Poly(ADP-ribosyl)ation is involved in pro-survival autophagy in porcine blastocysts

SUMMARY Poly(ADP‐ribosyl)ation (PARylation) prevents apoptosis through its involvement in pro‐survival autophagy in cultured cells; whether or not the same is true for pre‐implantation embryos has not yet been documented. In this study, we investigated the participation of PARylation and autophagy in in vitro porcine pre‐implantation embryo development. The transcript levels of autophagy‐related genes and poly(ADP‐ribose) polymerase 1 (PARP1), an enzyme required for PARylation, were transiently up‐regulated by fertilization, decreased at the late 1‐cell stage, and maintained until the blastocyst stage. LC3, a marker of autophagosomes, and poly(ADP‐ribose) (PAR) polymer were present in all stages of pre‐implantation development.
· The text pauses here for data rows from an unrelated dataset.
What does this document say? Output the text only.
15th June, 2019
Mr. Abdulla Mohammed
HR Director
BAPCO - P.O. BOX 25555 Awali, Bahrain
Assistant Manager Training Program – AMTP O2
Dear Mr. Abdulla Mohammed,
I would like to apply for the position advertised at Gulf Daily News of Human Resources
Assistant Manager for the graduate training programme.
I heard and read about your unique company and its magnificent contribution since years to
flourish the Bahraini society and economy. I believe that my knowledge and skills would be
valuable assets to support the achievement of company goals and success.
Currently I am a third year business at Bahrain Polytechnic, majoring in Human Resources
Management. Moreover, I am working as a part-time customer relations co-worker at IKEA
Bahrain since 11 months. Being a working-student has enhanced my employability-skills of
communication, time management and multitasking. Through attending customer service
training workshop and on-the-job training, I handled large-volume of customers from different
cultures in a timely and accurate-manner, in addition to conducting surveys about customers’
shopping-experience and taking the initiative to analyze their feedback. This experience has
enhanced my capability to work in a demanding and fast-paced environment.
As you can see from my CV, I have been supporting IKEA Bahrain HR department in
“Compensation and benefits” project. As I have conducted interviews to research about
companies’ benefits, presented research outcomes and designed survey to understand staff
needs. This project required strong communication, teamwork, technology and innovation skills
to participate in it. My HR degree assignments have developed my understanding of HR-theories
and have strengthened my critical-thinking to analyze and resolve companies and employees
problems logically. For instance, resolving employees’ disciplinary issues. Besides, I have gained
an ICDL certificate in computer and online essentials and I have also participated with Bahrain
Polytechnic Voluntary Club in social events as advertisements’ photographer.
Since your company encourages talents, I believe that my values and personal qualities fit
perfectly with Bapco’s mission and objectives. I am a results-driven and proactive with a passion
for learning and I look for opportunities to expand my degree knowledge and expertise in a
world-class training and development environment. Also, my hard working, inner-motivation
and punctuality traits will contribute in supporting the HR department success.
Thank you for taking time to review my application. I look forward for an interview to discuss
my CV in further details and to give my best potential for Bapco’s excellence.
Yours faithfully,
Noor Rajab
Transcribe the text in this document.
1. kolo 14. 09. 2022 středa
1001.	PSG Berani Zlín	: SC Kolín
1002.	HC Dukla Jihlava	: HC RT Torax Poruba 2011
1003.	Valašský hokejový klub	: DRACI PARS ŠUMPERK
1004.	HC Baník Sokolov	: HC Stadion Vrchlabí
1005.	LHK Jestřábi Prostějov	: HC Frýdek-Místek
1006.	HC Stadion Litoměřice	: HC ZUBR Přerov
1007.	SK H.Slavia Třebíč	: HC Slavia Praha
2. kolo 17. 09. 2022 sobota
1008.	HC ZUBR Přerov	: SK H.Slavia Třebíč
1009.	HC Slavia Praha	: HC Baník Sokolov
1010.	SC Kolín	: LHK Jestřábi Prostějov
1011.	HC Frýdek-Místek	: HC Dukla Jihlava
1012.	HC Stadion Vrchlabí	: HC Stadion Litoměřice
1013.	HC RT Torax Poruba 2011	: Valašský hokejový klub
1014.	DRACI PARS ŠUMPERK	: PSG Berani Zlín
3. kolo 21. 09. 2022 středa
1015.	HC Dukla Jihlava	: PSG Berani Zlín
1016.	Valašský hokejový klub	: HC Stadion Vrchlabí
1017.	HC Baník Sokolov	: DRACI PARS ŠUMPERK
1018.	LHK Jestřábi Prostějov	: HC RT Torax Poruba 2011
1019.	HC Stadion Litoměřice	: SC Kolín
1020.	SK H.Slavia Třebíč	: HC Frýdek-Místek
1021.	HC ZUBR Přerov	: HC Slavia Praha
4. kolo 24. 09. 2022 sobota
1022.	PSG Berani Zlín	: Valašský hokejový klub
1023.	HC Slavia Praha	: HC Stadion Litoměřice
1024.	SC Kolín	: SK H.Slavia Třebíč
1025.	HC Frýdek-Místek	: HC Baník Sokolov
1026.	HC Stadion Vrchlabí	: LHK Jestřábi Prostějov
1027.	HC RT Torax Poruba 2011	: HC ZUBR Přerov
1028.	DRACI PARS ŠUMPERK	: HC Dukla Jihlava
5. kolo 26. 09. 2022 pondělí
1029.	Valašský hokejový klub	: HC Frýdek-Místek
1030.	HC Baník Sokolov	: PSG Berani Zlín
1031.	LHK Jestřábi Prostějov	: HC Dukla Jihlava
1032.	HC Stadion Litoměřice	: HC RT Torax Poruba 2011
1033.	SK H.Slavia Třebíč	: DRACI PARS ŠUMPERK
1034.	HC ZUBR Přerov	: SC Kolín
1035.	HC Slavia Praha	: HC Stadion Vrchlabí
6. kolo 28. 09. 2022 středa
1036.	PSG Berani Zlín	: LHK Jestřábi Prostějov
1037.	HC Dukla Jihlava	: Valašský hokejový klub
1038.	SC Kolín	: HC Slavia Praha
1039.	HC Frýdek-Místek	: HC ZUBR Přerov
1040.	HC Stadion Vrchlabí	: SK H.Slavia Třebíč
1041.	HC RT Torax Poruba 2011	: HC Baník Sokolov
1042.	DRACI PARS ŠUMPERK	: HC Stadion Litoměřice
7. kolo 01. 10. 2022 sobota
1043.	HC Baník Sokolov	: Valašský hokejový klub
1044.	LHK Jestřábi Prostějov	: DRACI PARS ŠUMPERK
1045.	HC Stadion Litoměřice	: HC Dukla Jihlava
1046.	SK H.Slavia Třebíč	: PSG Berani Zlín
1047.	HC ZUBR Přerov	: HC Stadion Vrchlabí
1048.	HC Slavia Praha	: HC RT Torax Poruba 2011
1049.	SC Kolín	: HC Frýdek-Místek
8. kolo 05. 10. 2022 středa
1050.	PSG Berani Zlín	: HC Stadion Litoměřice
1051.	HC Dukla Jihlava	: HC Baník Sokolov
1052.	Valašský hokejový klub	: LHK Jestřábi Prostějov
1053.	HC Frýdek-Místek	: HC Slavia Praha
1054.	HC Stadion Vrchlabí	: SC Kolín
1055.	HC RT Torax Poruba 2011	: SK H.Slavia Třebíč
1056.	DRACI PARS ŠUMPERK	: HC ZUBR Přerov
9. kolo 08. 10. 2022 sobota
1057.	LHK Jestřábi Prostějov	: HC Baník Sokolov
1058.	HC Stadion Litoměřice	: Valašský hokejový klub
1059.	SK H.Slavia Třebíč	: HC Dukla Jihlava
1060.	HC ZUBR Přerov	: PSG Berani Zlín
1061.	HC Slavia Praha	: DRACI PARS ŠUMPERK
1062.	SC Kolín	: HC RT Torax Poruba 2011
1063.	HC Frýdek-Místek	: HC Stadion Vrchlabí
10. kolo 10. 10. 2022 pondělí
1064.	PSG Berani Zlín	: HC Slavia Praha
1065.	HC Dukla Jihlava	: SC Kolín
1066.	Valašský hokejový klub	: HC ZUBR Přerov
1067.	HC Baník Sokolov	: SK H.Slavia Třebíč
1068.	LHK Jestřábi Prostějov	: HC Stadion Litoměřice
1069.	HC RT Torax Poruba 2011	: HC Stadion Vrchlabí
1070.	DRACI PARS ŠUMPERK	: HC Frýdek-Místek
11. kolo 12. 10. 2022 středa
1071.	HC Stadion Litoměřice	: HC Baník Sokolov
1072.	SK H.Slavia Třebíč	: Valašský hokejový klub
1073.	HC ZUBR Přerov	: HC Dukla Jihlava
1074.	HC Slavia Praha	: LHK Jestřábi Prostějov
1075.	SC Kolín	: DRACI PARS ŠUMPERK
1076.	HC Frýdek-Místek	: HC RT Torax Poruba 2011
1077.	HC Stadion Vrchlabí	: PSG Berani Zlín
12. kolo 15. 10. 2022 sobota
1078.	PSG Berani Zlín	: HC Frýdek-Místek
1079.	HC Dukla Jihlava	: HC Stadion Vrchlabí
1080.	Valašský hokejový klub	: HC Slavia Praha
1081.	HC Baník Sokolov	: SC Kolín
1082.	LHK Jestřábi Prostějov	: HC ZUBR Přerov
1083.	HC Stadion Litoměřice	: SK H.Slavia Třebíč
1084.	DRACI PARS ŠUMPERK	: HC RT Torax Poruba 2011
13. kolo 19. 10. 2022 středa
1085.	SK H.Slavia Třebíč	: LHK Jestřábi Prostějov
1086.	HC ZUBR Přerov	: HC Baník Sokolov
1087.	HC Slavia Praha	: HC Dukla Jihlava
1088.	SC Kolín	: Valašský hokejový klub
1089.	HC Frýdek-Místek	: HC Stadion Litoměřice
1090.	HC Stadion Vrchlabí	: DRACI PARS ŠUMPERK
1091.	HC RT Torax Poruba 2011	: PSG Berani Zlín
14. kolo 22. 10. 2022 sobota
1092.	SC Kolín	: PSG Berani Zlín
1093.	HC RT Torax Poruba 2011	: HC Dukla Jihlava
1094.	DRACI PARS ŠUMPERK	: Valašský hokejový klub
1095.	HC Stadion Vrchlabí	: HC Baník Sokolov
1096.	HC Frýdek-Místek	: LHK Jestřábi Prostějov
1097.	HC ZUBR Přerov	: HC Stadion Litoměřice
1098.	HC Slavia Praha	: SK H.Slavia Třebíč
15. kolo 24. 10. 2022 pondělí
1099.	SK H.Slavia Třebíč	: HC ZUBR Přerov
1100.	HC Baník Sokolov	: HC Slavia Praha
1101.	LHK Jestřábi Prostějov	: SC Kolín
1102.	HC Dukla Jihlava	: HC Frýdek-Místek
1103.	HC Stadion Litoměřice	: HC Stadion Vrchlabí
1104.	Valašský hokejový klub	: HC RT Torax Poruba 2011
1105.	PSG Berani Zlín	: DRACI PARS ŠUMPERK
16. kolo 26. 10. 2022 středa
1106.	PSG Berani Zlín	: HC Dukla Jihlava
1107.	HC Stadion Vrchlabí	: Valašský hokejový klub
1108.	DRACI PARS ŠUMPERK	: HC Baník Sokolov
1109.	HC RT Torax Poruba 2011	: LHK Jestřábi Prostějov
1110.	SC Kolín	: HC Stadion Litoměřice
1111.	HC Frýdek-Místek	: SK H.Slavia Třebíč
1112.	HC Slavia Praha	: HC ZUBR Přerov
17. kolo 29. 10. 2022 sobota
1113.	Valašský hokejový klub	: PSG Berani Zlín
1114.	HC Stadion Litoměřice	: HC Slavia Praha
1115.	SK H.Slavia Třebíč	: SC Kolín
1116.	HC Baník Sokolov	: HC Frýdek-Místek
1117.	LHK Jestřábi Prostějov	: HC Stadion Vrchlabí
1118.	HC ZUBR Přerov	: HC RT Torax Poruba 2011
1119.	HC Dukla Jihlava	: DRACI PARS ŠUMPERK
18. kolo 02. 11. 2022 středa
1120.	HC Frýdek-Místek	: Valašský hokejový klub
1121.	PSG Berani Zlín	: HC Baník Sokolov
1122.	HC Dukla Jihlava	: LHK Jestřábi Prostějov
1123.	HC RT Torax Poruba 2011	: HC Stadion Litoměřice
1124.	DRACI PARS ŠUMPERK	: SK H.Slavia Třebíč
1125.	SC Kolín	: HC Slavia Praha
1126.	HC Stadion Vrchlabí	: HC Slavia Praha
Exposure of embryos to 3‐methyladenine, an autophagy inhibitor, or 3‐aminobenzamide, a PARP inhibitor, suppressed the development of blastocysts. Pharmacological inhibition of PARylation further suppressed pro‐survival autophagy by decreasing the expression of autophagy‐related genes (ATG5, BECLIN1, and LC3) and decreasing LC3 protein abundance while increasing the rate of apoptosis in blastocysts. Deficiency in autophagy also induced abnormal accumulation of SQSTM1/p62 aggregates in porcine blastocysts. Collectively, these data suggest that PARylation is involved in selective autophagic degradation of ubiquitinated proteins, functioning in a pro‐survival role, in porcine in vitro‐produced embryos. These pro‐survival regulatory mechanisms may be important for the control of embryo quality. Mol. Reprod. Dev. 83: 37–49, 2016. © 2015 Wiley Periodicals, Inc.